Fue Eneas y no Paris quien respondió.
—Ah, sí. El santuario con la sagrada imagen de Atenea, a la que llamamos Palas Atenea, sigue tal y como se construyó. Lo honramos con festivales y sacrificios.
—¿Y las cumbres todavía son tan ventosas? —Se rio—. Por supuesto, todavía tienen que serlo, si mi memoria no me falla. Los vientos no cambian. Una vez dejé una bolsa de cuero (bien cargada, os lo aseguro) en un banco junto al roble que crece en el extremo noroccidental de la cumbre. Pensaba que, tras librarme del peso, podría hacer pie mucho mejor. Y mientras miraba, el viento movió la bolsa hasta el borde y finalmente la tiró por el lado. Dio en el suelo con un golpe.
Paris se echó a reír.
—Ha sido siempre así desde que yo estuve allí.
«Esa voz. ¡Esa voz inconfundible!». La oía de nuevo cantar en mi corazón.
—No lleva tanto tiempo allí para saber nada de los vientos. —Se coló entonces otra voz. Hablaba Agamenón—. ¿Verdad?

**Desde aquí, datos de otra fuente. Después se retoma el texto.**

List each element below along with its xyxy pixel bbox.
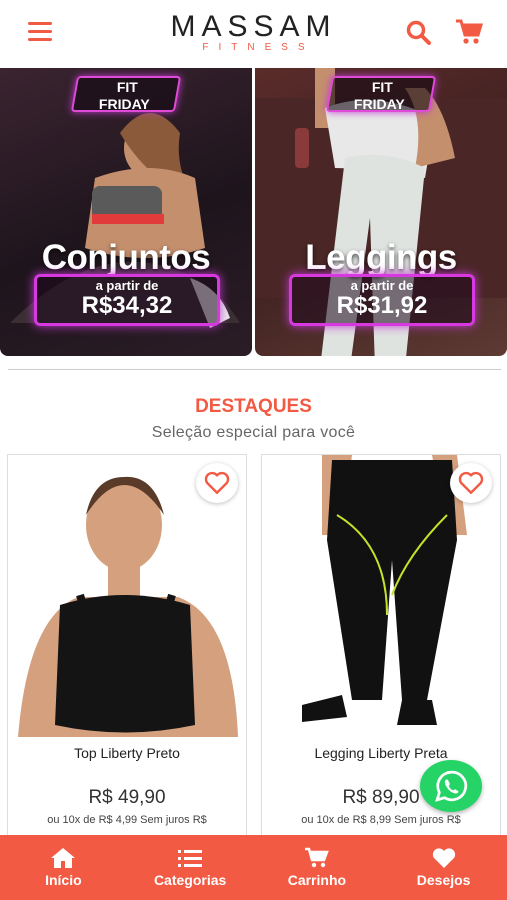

Si esperaba que Paris retrocediera ante aquella intrusión, se equivocaba. Paris se limitó a sonreír y luego rio, ligero como una mariposa.
—No, es verdad, no llevo tanto. —Se volvió hacia los demás, confiado—. Toda mi vida he sido un príncipe, pero hace poco tiempo que lo sé.
—¿Y cómo es eso? —insistió Agamenón.
—Mi fortuna cambió de la noche a la mañana —dijo Paris—. Pero esperemos a que todo el mundo pueda oírlo. Es una historia que cansa mucho repetir.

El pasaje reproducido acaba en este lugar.